Configuring device in Inverse Folding model #374

Closed adrienchaton closed 1 year ago

adrienchaton commented 2 years ago

Hello,

This is related to https://github.com/facebookresearch/esm/pull/317 ; none of the main functionalities of esm_if1_gvp4_t16_142M_UR50 seem to run on GPU. This applies to model.sample ; esm.inverse_folding.util.score_sequence and esm.inverse_folding.util.get_encoder_output.

from copy import deepcopy
import numpy as np
import torch
import torch.nn.functional as F
import torch_geometric
import torch_sparse
from torch_geometric.nn import MessagePassing
import esm
from esm.inverse_folding.util import CoordBatchConverter

cuda_devices = 10
device = torch.device(f"cuda:{cuda_devices}" if (torch.cuda.is_available()) else "cpu")
model, alphabet = esm.pretrained.esm_if1_gvp4_t16_142M_UR50()
model = model.eval()
model.to(device)

pdb_path =  "something.pdb"
structure = esm.inverse_folding.util.load_structure(pdb_path)
coords, native_seq = esm.inverse_folding.util.extract_coords_from_structure(structure)

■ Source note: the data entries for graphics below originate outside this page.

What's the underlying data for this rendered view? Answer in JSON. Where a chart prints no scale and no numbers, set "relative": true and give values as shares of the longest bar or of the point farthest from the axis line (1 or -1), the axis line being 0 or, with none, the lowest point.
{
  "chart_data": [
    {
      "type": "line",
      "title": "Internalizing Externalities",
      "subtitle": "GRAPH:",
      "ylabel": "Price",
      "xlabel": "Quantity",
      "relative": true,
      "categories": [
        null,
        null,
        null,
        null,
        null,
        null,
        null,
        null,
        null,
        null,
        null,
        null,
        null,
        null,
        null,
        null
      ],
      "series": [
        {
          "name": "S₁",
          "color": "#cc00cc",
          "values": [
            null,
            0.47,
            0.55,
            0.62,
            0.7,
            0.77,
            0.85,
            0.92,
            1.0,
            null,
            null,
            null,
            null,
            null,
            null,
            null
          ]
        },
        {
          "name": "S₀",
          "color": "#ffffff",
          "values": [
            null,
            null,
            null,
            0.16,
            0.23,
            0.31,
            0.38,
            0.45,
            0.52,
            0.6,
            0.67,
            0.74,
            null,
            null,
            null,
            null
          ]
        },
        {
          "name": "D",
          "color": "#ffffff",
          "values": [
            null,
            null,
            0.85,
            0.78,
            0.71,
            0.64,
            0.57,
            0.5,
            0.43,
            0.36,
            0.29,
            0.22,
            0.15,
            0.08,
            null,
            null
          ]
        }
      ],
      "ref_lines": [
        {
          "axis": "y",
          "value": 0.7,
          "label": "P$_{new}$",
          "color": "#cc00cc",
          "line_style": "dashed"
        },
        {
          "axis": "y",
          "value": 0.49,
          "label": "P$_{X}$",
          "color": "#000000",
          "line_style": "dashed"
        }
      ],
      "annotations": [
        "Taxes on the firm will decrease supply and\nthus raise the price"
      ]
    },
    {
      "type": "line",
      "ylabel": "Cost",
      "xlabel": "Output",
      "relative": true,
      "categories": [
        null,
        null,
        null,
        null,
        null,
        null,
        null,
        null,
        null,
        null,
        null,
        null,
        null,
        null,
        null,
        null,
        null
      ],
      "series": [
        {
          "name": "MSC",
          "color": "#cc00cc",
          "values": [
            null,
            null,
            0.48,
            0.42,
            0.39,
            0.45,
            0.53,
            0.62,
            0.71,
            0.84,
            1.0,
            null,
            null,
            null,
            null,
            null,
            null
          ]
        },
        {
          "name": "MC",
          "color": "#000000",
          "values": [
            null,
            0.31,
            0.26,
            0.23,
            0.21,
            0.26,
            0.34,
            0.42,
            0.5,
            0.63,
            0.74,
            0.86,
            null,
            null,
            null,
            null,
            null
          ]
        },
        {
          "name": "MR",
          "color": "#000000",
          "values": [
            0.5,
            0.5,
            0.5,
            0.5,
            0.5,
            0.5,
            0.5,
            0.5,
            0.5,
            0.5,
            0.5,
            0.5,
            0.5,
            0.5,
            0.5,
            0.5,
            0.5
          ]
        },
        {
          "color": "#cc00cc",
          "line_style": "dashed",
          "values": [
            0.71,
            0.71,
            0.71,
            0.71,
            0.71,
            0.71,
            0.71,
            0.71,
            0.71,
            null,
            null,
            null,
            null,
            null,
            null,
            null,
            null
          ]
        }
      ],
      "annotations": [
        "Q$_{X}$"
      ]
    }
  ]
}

sampled_seq = model.sample(coords, temperature=1.)
ll_fullseq, ll_withcoord = esm.inverse_folding.util.score_sequence(model, alphabet, coords, native_seq)
rep = esm.inverse_folding.util.get_encoder_output(model, alphabet, coords)
# all 3 trigger "RuntimeError: Expected all tensors to be on the same device, but found at least two devices, cuda:10 and cpu! (when checking argument for argument index in method wrapper__index_select)"

model.to(torch.device("cpu"))
sampled_seq = model.sample(coords, temperature=1.)
ll_fullseq, ll_withcoord = esm.inverse_folding.util.score_sequence(model, alphabet, coords, native_seq)
rep = esm.inverse_folding.util.get_encoder_output(model, alphabet, coords)
# no problem

This is a bit unfortunate and can be resolved rather easily ... Do you plan to fix this please ? Or would you like a PR ? If not, is there a specific reason not to run these methods on GPU ? We could do an allclose test and verify that results are consistent.

Thanks !

tomsercu commented 1 year ago

Hi @adrienchaton thanks for pointing that out! We would most definitely welcome a PR to improve this. Also the notebooks could easily incorporate it once it's implemented. Thank you!

naailkhan28 commented 1 year ago

I have my own fork of IF1 with device support in model.sample, util.score_sequence, multichain_util.score_sequence_in_complex, and multichain_util.ssample_sequence_in_complex. Happy to get a PR drafted for this tomorrow!

adrienchaton commented 1 year ago

@naailkhan28 I let you do the PR, let me know if I can give a hand also it would be good to fix get_encoder_output and get_encoder_output_for_complex at the same time because there too the device is not configured

naailkhan28 commented 1 year ago

Hi all, sorry for the delays - PR #386 should address this, with device support for model.sample as well as using the model device for get_encoder_output and multichain sample too.